Tech giants will be under continued scrutiny this year as both Congress and presidential candidates advocate for major reforms to an industry operating without much federal regulation.
Massachusetts Senator and Democratic presidential candidate Elizabeth Warren proposed breaking up major companies like Google, Amazon and Facebook, saying the companies monopolize their platforms. Republican Senator Roger Wicker and other lawmakers are currently working on a data privacy bill to seeking to protect consumers.
Facebook CEO Mark Zuckerberg said in early March that his company is committed to privacy writing about detailed plans to protect user data and reducing permanency in a blog post. The social media site has been under close watch following Russian interference in the 2016 election, and the Cambridge Analytica scandal where user data was gathered to create detailed profiles on voters.
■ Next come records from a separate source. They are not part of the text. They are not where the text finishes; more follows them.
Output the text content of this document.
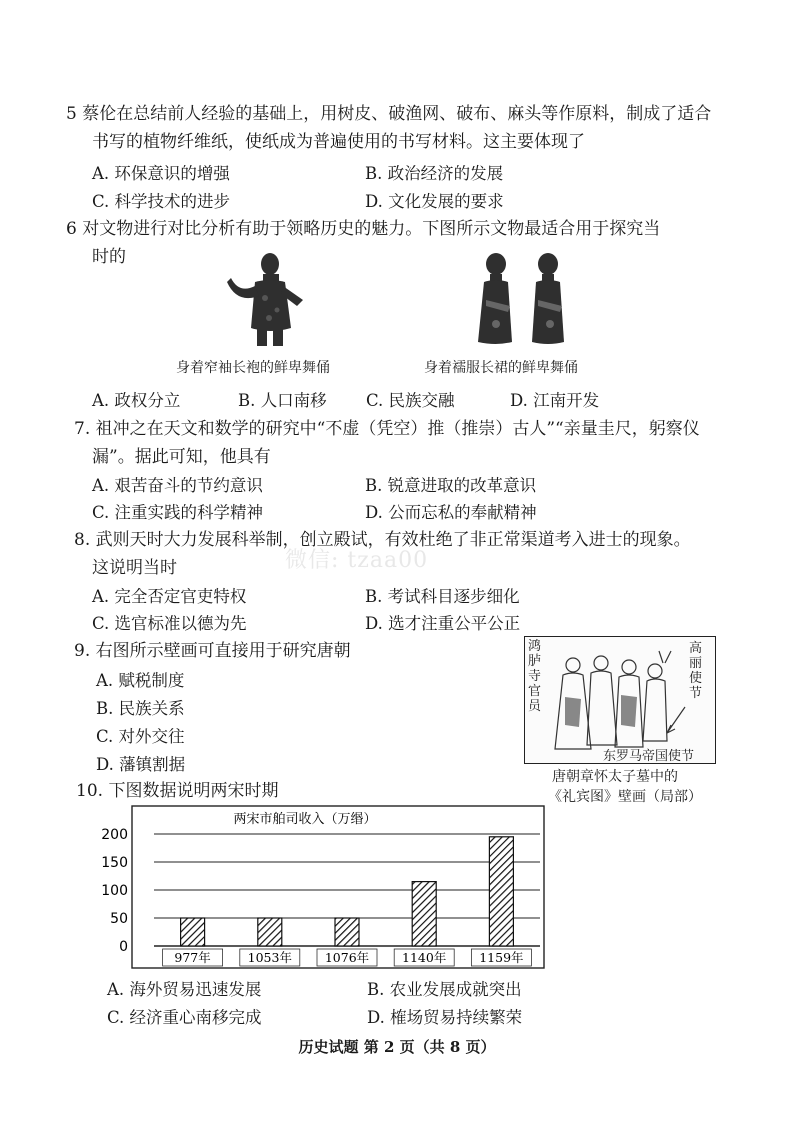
微信: tzaa00
5 蔡伦在总结前人经验的基础上，用树皮、破渔网、破布、麻头等作原料，制成了适合
书写的植物纤维纸，使纸成为普遍使用的书写材料。这主要体现了
A. 环保意识的增强	B. 政治经济的发展
C. 科学技术的进步	D. 文化发展的要求
6 对文物进行对比分析有助于领略历史的魅力。下图所示文物最适合用于探究当
时的
身着窄袖长袍的鲜卑舞俑	身着襦服长裙的鲜卑舞俑
A. 政权分立	B. 人口南移 C. 民族交融	D. 江南开发
7. 祖冲之在天文和数学的研究中“不虚（凭空）推（推崇）古人”“亲量圭尺，躬察仪
漏”。据此可知，他具有
A. 艰苦奋斗的节约意识	B. 锐意进取的改革意识
C. 注重实践的科学精神	D. 公而忘私的奉献精神
8. 武则天时大力发展科举制，创立殿试，有效杜绝了非正常渠道考入进士的现象。
这说明当时
A. 完全否定官吏特权	B. 考试科目逐步细化
C. 选官标准以德为先	D. 选才注重公平公正
9. 右图所示壁画可直接用于研究唐朝
A. 赋税制度
B. 民族关系
C. 对外交往
D. 藩镇割据
鸿胪寺官员
高丽使节
东罗马帝国使节
唐朝章怀太子墓中的
《礼宾图》壁画（局部）
10. 下图数据说明两宋时期
两宋市舶司收入（万缗）
0
50
100
150
200
977年	1053年	1076年	1140年	1159年
A. 海外贸易迅速发展	B. 农业发展成就突出
C. 经济重心南移完成	D. 榷场贸易持续繁荣
历史试题 第 2 页（共 8 页）
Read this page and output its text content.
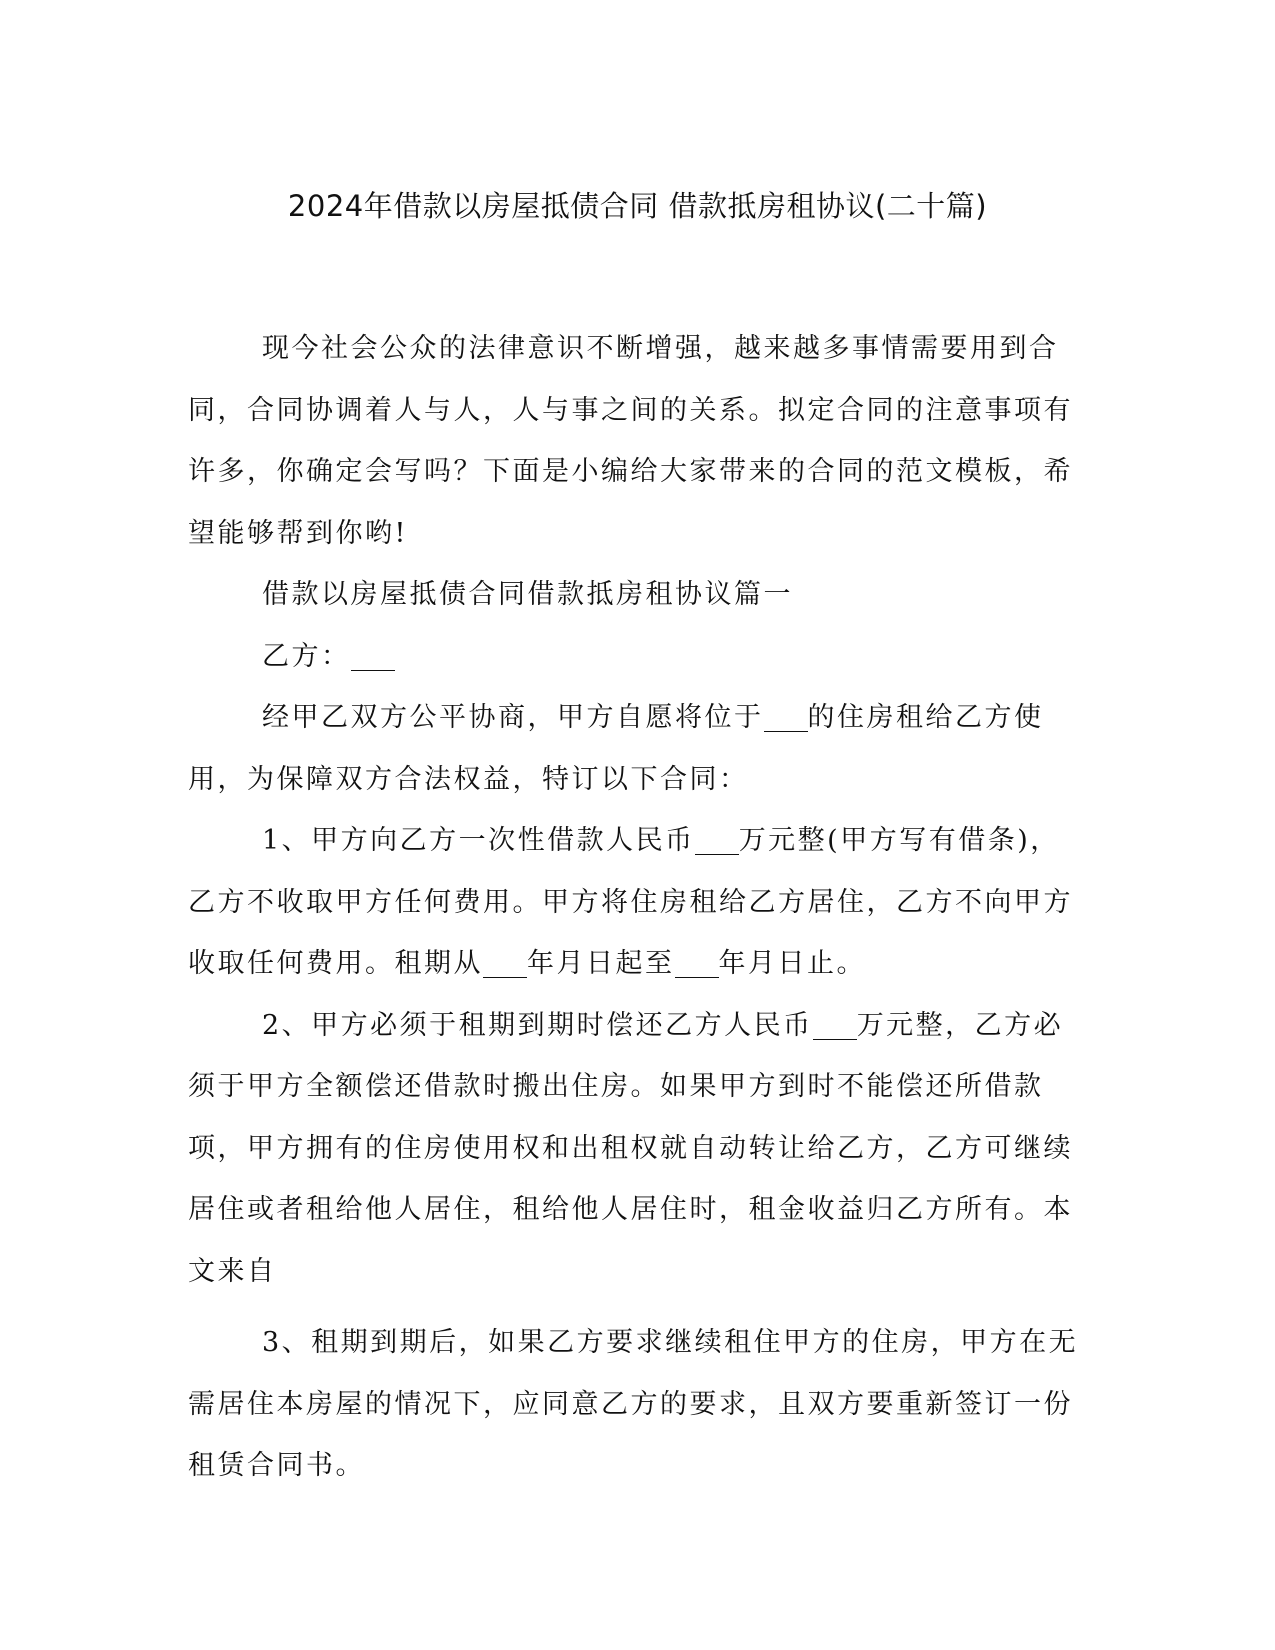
2024年借款以房屋抵债合同 借款抵房租协议(二十篇)

现今社会公众的法律意识不断增强，越来越多事情需要用到合同，合同协调着人与人，人与事之间的关系。拟定合同的注意事项有许多，你确定会写吗？下面是小编给大家带来的合同的范文模板，希望能够帮到你哟!

借款以房屋抵债合同借款抵房租协议篇一

乙方：

经甲乙双方公平协商，甲方自愿将位于 的住房租给乙方使用，为保障双方合法权益，特订以下合同：

1、甲方向乙方一次性借款人民币 万元整(甲方写有借条)，乙方不收取甲方任何费用。甲方将住房租给乙方居住，乙方不向甲方收取任何费用。租期从 年月日起至 年月日止。

2、甲方必须于租期到期时偿还乙方人民币 万元整，乙方必须于甲方全额偿还借款时搬出住房。如果甲方到时不能偿还所借款项，甲方拥有的住房使用权和出租权就自动转让给乙方，乙方可继续居住或者租给他人居住，租给他人居住时，租金收益归乙方所有。本文来自

3、租期到期后，如果乙方要求继续租住甲方的住房，甲方在无需居住本房屋的情况下，应同意乙方的要求，且双方要重新签订一份租赁合同书。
But Hany Farid a senior adviser for the non-partisan Counter Extremism Project -- argues Zuckerberg won't be able to make the needed reforms on his own.
"We feel like a combination of academics and policy experts need to talk with him from our perspective," said Farid. "Not just from the legal and regulatory perspective [but] on what we see are deep fundamental issues with these platforms and how he and his industry as the whole. I don't want to just pick on Facebook this is really social media as a whole. This is twitter [YouTube], [Google] etc."
The European Union has already passed a sweeping data privacy law that was enacted last year, curtailing a tech company's ability to collect information on their users. But in the U.S., only the state of California has implemented a data privacy framework.
A national approach could more effectively address privacy concerns, but the challenge for any broad data privacy legislation is making sure the burdens it imposes won't discourage innovation or give big companies an edge over smaller tech startups.
"So those companies can deal with legislative pressure," Farid added. "They can deal with the $1,000 an hour lawyers to help them out but the small startups and mid-sized companies, if they now have to build their platforms with the umbrella of legislation you are going to cripple them and you will simply further enshrine what is already a monopoly."
A spokesperson for the Internet Association, which represents a group of leading tech companies like Twitter, Google and Facebook provided Newsy with a statement that reads in part:
"Internet companies support modernized federal privacy legislation that provides individuals meaningful control and the ability to access, correct, delete, and download data they've provided to companies across all industries - both on and offline. The internet industry is committed to working with policymakers and other stakeholders on an American approach to protecting people’s privacy that allows for continued U.S. leadership in technology."
California's data law is set to take effect in 2020, which gives federal lawmakers a deadline to avoid a patchwork of state privacy laws. Farid argues any national approach should start by putting more power in the hands of consumers.
"Allow us to make decisions, and the problem now is we don't have that ability," Farid said. "We sign off on these ridiculous terms of service, that are completely one-directional." --"That we never read?"-- "That we never read," Farid agreed. "Nobody ever reads it and that's by design by the way. And we turn everything over, we have no choice right. And so I think we should have a mechanism and a system in place where there is a more balanced [relationship] between these corporations and these individuals."